Ces échanges interviennent dans un climat politique particulièrement tendu en RDC, poussant la C64 à reporter sa marche prévue initialement le 8 juillet. Une nouvelle date a été fixée au 22 juillet, reflétant la gravité de la situation et la nécessité d’explorer des solutions pacifiques.

La C64, la CENCO et l’ECC main dans la main à Bujumbura

Les discussions à Bujumbura rassemblent les principaux acteurs de la coalition C64, mais aussi des délégués de la Conférence épiscopale nationale du Congo (CENCO), de l’Église du Christ au Congo (ECC) ainsi que de la Plateforme des confessions religieuses, incluant les Églises de Réveil. « Nous avons ici des prêtres, des pasteurs, dont Ejiba Yamampia représentant les Églises de Réveil, ainsi que l’ensemble de la coalition C64 », a-t-on pu constater sur place.

Un format de discussion structuré

Le programme prévoit d’abord des entretiens séparés avec les responsables religieux, suivis d’une audience collective avec les dirigeants de la C64. Une session élargie réunira ensuite l’ensemble des participants en présence du chef de l’État burundais.

La coalition C64 a posé une condition non négociable : être reçue en bloc. « Aucun aparté individuel n’est envisagé. Les membres de la C64 seront reçus collectivement, comme nous l’avions exigé et obtenu », a confirmé une source proche du dossier.

Report de la marche et enjeux de la médiation

Ces consultations à Bujumbura ont directement influencé la décision de la coalition d’opposition de reporter sa manifestation. Dans un communiqué signé par des personnalités comme Martin Fayulu, Moïse Katumbi ou encore Félix Tshisekedi, les leaders ont expliqué avoir accepté l’invitation « par devoir patriotique », soulignant que toute initiative favorisant la stabilité institutionnelle mérite d’être étudiée.

La C64 entend profiter de ces échanges pour présenter, avec force et clarté, les revendications du peuple congolais ainsi que les dangers pesant sur la démocratie et les institutions nationales.

L’Union africaine en première ligne pour le dialogue

Cette médiation s’inscrit dans la continuité de la visite officielle d’Évariste Ndayishimiye à Kinshasa, aux côtés du président Félix Tshisekedi. Les deux chefs d’État ont souligné l’urgence de préserver la stabilité politique et l’unité nationale, face aux défis sécuritaires persistants dans l’est de la RDC.

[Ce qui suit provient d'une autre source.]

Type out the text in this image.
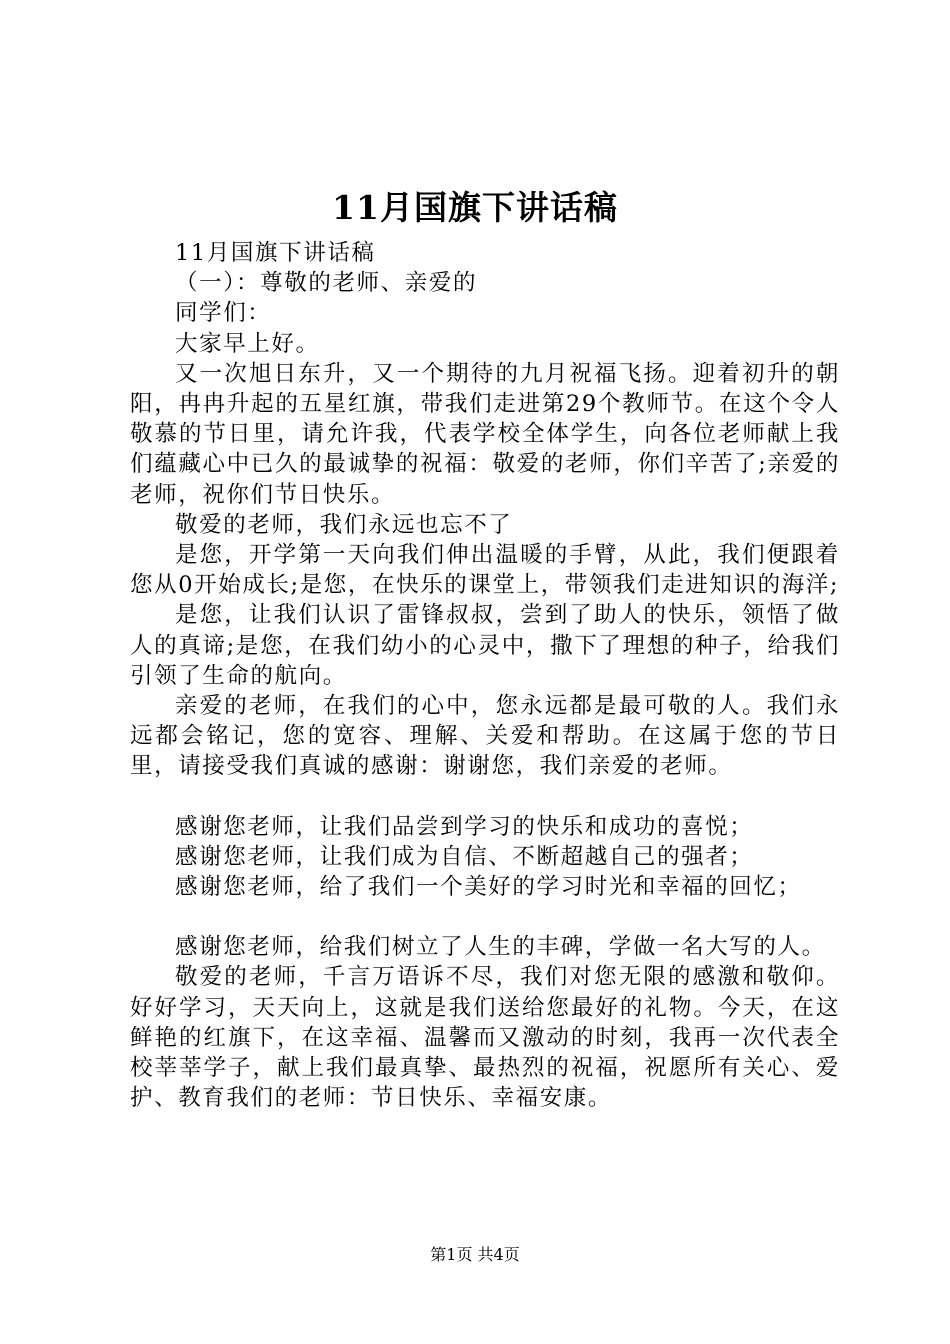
11月国旗下讲话稿

11月国旗下讲话稿

（一）：尊敬的老师、亲爱的

同学们：

大家早上好。

又一次旭日东升，又一个期待的九月祝福飞扬。迎着初升的朝阳，冉冉升起的五星红旗，带我们走进第29个教师节。在这个令人敬慕的节日里，请允许我，代表学校全体学生，向各位老师献上我们蕴藏心中已久的最诚挚的祝福：敬爱的老师，你们辛苦了;亲爱的老师，祝你们节日快乐。

敬爱的老师，我们永远也忘不了

是您，开学第一天向我们伸出温暖的手臂，从此，我们便跟着您从0开始成长;是您，在快乐的课堂上，带领我们走进知识的海洋;

是您，让我们认识了雷锋叔叔，尝到了助人的快乐，领悟了做人的真谛;是您，在我们幼小的心灵中，撒下了理想的种子，给我们引领了生命的航向。

亲爱的老师，在我们的心中，您永远都是最可敬的人。我们永远都会铭记，您的宽容、理解、关爱和帮助。在这属于您的节日里，请接受我们真诚的感谢：谢谢您，我们亲爱的老师。

感谢您老师，让我们品尝到学习的快乐和成功的喜悦；

感谢您老师，让我们成为自信、不断超越自己的强者；

感谢您老师，给了我们一个美好的学习时光和幸福的回忆；

感谢您老师，给我们树立了人生的丰碑，学做一名大写的人。

敬爱的老师，千言万语诉不尽，我们对您无限的感激和敬仰。好好学习，天天向上，这就是我们送给您最好的礼物。今天，在这鲜艳的红旗下，在这幸福、温馨而又激动的时刻，我再一次代表全校莘莘学子，献上我们最真挚、最热烈的祝福，祝愿所有关心、爱护、教育我们的老师：节日快乐、幸福安康。

第1页 共4页
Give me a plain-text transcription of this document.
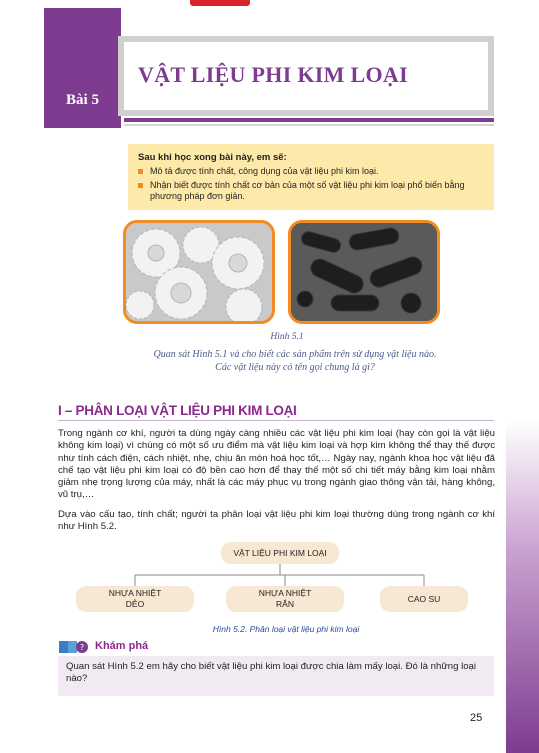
Bài 5
VẬT LIỆU PHI KIM LOẠI
Sau khi học xong bài này, em sẽ:
Mô tả được tính chất, công dụng của vật liệu phi kim loại.
Nhận biết được tính chất cơ bản của một số vật liệu phi kim loại phổ biến bằng phương pháp đơn giản.
Hình 5.1
Quan sát Hình 5.1 và cho biết các sản phẩm trên sử dụng vật liệu nào. Các vật liệu này có tên gọi chung là gì?
I – PHÂN LOẠI VẬT LIỆU PHI KIM LOẠI
Trong ngành cơ khí, người ta dùng ngày càng nhiều các vật liệu phi kim loại (hay còn gọi là vật liệu không kim loại) vì chúng có một số ưu điểm mà vật liệu kim loại và hợp kim không thể thay thế được như tính cách điện, cách nhiệt, nhẹ, chịu ăn mòn hoá học tốt,… Ngày nay, ngành khoa học vật liệu đã chế tạo vật liệu phi kim loại có độ bền cao hơn để thay thế một số chi tiết máy bằng kim loại nhằm giảm nhẹ trọng lượng của máy, nhất là các máy phục vụ trong ngành giao thông vận tải, hàng không, vũ trụ,…
Dựa vào cấu tạo, tính chất; người ta phân loại vật liệu phi kim loại thường dùng trong ngành cơ khí như Hình 5.2.
VẬT LIỆU PHI KIM LOẠI
NHỰA NHIỆT DẺO
NHỰA NHIỆT RẮN
CAO SU
Hình 5.2. Phân loại vật liệu phi kim loại
? Khám phá
Quan sát Hình 5.2 em hãy cho biết vật liệu phi kim loại được chia làm mấy loại. Đó là những loại nào?
25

Le président burundais, en tant que président en exercice de l’Union africaine, a appelé l’ensemble des acteurs politiques et sociaux congolais à privilégier le dialogue plutôt que l’affrontement. Il a salué l’ouverture manifestée par les autorités congolaises, tout en insistant sur la nécessité d’un compromis consensuel.

Une fois les consultations de Bujumbura achevées, tous les regards se tourneront vers le 22 juillet. Ce jour-là, la coalition C64 compte organiser sa marche nationale, dont l’objectif reste inchangé : défendre l’ordre constitutionnel et soumettre un mémorandum détaillé au président Félix Tshisekedi.